The relationship between Ireland and Great Britain has never been better than it is today, characterised as it is by a strong partnership that has driven the Peace Process which is so close to the Parrys' hearts. The Irish poet Yeats once wrote that "peace comes dropping slow". The peace we now enjoy has been built at such an awful cost but built it has been, thanks to those who, despite terrible suffering, have always believed in the capacity of the human person to change, to open up to the once-despised otherness of others, to make friends of strangers, to make good neighbours of old enemies.
George Eliot once noted that,
"the growing good of the world is partly dependent on unhistoric acts, and that things are not so ill with you and me as they might have been is half owing to the number who lived faithfully a hidden life and rest in unvisited tombs."

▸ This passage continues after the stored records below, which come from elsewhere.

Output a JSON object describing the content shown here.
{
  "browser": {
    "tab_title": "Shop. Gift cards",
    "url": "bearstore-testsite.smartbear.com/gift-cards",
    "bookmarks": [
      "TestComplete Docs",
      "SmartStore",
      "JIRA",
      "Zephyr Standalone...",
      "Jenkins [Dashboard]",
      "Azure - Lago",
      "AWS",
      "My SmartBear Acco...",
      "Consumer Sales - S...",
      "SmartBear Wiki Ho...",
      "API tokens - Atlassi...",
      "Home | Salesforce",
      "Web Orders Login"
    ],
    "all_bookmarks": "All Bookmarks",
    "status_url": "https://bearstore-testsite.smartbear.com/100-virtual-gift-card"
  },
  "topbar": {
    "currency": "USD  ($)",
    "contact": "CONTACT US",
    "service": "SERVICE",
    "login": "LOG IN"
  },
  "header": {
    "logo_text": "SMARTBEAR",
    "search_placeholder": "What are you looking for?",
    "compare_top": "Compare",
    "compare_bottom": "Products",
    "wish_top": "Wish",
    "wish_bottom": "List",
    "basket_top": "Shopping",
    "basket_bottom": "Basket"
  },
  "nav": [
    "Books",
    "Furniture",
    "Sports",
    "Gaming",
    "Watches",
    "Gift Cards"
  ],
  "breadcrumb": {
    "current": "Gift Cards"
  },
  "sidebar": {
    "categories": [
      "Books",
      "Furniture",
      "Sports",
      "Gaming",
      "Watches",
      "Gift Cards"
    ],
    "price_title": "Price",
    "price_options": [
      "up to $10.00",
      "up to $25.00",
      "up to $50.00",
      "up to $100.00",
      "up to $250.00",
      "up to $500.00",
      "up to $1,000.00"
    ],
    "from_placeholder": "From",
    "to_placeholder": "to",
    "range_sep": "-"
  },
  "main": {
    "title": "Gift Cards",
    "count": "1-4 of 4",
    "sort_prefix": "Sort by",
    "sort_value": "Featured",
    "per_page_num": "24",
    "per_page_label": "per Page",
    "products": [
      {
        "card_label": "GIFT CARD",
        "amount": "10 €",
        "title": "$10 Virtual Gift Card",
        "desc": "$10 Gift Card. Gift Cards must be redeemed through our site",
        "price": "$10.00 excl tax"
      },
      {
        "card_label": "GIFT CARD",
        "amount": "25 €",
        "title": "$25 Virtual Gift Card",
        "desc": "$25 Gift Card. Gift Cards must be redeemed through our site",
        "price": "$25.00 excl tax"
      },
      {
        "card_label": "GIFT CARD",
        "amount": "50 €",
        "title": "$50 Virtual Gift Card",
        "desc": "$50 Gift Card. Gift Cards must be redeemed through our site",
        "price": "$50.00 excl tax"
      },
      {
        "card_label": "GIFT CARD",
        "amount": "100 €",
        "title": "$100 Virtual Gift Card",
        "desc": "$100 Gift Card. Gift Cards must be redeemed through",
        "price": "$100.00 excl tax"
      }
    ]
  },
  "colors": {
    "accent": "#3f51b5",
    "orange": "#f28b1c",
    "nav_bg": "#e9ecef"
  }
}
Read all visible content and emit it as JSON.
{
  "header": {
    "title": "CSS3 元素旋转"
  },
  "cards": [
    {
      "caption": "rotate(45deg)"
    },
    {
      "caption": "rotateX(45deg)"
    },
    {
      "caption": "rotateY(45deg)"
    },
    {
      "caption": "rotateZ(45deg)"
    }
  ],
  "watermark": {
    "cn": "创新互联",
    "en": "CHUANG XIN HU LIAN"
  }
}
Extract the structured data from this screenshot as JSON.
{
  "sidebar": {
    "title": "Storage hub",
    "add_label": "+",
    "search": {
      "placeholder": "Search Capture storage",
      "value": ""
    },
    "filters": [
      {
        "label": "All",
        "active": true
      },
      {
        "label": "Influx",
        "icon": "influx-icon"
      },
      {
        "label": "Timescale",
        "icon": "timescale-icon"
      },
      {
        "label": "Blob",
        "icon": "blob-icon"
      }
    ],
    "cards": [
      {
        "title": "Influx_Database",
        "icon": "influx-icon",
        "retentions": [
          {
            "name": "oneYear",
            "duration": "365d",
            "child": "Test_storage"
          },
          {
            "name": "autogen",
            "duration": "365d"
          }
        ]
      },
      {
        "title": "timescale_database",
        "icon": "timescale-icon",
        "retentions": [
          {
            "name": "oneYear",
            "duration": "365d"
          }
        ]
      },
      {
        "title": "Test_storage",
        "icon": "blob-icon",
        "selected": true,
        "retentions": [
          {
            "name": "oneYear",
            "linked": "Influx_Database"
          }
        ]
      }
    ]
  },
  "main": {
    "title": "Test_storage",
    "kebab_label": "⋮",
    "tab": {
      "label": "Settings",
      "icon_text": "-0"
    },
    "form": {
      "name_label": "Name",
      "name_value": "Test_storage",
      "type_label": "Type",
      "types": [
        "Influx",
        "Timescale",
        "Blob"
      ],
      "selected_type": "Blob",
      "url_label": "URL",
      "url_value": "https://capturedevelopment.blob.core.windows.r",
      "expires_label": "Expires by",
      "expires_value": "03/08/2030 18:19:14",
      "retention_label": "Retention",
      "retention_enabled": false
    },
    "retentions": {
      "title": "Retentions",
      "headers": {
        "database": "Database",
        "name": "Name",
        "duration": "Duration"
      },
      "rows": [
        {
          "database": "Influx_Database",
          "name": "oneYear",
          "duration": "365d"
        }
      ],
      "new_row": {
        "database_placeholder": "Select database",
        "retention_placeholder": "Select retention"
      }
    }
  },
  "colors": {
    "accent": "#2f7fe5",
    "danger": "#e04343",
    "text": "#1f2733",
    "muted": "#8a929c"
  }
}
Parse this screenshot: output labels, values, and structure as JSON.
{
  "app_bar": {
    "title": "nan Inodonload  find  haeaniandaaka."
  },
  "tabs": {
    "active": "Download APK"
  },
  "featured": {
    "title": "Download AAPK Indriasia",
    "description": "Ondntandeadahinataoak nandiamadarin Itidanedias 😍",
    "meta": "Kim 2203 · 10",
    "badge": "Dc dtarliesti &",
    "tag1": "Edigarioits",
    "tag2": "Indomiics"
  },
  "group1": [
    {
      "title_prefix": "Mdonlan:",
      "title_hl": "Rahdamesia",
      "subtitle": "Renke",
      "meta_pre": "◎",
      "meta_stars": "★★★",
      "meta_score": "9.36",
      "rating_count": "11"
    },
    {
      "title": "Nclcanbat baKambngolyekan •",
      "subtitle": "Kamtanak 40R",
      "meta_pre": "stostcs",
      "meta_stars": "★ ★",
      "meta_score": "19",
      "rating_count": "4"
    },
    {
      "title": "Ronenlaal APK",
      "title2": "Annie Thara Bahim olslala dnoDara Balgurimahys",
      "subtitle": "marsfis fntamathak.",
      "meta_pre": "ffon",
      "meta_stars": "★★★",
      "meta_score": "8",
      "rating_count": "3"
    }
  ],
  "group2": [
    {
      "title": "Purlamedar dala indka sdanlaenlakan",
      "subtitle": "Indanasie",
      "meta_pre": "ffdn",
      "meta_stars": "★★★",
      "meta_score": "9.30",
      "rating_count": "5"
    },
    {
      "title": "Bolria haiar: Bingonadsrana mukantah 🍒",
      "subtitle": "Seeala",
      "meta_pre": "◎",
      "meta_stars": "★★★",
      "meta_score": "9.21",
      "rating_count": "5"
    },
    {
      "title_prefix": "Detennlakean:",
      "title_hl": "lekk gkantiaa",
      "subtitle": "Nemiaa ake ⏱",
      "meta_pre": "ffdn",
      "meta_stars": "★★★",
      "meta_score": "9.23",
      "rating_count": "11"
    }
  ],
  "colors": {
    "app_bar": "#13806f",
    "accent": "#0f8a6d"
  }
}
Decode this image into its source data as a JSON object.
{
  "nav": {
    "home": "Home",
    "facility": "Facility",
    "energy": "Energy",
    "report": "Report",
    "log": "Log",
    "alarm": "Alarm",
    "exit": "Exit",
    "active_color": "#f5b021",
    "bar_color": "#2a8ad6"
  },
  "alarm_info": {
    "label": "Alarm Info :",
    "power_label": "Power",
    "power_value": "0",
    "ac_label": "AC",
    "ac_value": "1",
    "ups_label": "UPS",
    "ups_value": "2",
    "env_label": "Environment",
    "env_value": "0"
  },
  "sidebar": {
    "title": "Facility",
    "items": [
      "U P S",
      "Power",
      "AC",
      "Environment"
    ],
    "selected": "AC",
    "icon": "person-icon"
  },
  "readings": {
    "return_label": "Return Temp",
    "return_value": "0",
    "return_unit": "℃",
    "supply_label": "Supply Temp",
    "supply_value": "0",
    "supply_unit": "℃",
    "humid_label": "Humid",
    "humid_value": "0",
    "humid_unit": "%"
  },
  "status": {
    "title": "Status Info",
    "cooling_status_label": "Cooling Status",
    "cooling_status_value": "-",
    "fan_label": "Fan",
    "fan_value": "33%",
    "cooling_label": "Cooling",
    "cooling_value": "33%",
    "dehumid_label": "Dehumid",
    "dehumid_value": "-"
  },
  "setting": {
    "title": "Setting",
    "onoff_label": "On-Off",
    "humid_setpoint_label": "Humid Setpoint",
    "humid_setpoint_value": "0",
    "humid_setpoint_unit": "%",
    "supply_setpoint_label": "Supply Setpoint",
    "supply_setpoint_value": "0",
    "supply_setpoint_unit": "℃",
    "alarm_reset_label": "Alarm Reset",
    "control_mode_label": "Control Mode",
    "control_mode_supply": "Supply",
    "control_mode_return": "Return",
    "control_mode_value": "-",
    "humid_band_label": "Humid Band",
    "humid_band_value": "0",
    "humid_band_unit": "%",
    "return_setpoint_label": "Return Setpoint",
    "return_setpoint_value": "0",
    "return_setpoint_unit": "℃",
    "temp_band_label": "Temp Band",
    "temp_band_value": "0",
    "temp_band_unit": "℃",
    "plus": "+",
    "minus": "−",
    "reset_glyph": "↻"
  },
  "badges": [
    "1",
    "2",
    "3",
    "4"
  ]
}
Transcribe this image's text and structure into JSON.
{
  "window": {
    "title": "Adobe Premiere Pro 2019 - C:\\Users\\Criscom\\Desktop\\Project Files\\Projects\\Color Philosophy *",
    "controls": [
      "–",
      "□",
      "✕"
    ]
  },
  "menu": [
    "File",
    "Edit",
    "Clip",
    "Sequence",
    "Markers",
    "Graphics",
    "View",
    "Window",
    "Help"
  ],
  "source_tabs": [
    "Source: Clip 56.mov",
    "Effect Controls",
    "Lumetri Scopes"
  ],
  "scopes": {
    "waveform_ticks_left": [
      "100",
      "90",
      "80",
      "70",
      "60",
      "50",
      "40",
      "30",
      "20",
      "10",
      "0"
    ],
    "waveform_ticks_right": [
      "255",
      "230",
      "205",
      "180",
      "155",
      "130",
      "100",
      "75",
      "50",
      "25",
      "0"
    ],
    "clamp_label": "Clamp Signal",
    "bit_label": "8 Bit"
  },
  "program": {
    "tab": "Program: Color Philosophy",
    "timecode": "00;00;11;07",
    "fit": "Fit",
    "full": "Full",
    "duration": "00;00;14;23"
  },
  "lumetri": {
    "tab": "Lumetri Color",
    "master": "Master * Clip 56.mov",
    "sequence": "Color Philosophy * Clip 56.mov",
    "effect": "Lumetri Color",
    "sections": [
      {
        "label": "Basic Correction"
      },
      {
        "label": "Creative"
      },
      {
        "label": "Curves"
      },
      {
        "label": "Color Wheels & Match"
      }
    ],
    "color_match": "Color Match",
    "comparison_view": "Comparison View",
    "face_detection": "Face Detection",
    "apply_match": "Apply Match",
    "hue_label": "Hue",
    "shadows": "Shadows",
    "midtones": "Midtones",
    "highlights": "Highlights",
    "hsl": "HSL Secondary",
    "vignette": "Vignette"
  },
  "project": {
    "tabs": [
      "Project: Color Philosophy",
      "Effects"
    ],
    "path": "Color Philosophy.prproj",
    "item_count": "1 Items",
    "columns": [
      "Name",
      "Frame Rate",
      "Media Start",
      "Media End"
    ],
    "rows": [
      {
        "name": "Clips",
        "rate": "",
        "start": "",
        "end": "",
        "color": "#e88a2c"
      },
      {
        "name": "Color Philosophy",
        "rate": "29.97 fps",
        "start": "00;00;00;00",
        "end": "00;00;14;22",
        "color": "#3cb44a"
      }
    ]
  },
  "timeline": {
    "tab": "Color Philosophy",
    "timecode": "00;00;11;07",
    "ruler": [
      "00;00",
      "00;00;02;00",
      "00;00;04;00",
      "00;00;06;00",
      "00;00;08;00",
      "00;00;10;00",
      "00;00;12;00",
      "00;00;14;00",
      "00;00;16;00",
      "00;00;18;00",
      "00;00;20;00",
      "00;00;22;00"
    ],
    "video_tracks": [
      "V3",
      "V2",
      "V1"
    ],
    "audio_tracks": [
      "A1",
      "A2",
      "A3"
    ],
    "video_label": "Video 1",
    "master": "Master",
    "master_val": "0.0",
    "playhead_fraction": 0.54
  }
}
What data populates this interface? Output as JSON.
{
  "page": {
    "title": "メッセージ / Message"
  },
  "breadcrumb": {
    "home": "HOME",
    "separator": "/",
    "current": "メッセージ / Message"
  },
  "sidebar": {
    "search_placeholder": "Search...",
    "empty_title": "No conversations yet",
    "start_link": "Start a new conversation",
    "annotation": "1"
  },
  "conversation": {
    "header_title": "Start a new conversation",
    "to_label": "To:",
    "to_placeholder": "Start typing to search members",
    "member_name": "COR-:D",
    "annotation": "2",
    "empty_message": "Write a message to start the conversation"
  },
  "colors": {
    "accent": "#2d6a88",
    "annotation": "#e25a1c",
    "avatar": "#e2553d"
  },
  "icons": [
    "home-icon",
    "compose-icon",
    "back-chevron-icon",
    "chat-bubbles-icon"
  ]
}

I am honoured to pay tribute today to the quiet and courageous efforts of that 'hidden' family of individuals and groups, typified by the Foundation for Peace, whose quiet and consistent efforts, grounded in a spirit of reconciliation and convinced of the potential for goodness in our shared humanity, opened the locks of progress and softened once hardened hearts.
It is said that forgiveness does not change the past, but it enlarges the future. The 20,000 young people who have participated in your programmes, exchanges and projects are the building blocks of that enlarged future. Generations of lives have been diminished by contempt, distrust and fear. The toxic spores have been carried in human hearts and attitudes from one decade to the next and we have all reaped a bitter, bitter harvest.
We hope that the worst of that harvest has now been gathered and that the land now waiting to be reseeded will be seeded with the kind of attitudes and values that build us up humanly, that conduce to justice, to compassion, to an unshakeable commitment to peace. That is the only monument worthy of those who died or were injured or who live with grievous absence and loss day in and day out.
In this tenth anniversary year of the Good Friday Agreement we can see its remarkable potential reveal itself in the building of a new culture of consensus. You had a hand in that, a strong guiding hand. You were the hands and heart of love's work, the work of two innocent and lovely children whose physical absence has become a resounding and powerful spiritual and moral presence. You have quite simply helped to work a miracle - one that will allow generations of children to grow up in friendship and in mutual respect and above all in peace.
I would like to express my gratitude - all our gratitude - to those of you here who generously support and encourage Colin and Wendy, and the staff and volunteers of the Centre, in the valuable work that they do. You can take pride in the knowledge that your work, your message - Tim's and Johnathan's legacy - resonate far beyond this part of Britain, and that our world is learning to be a better place because of what you do here.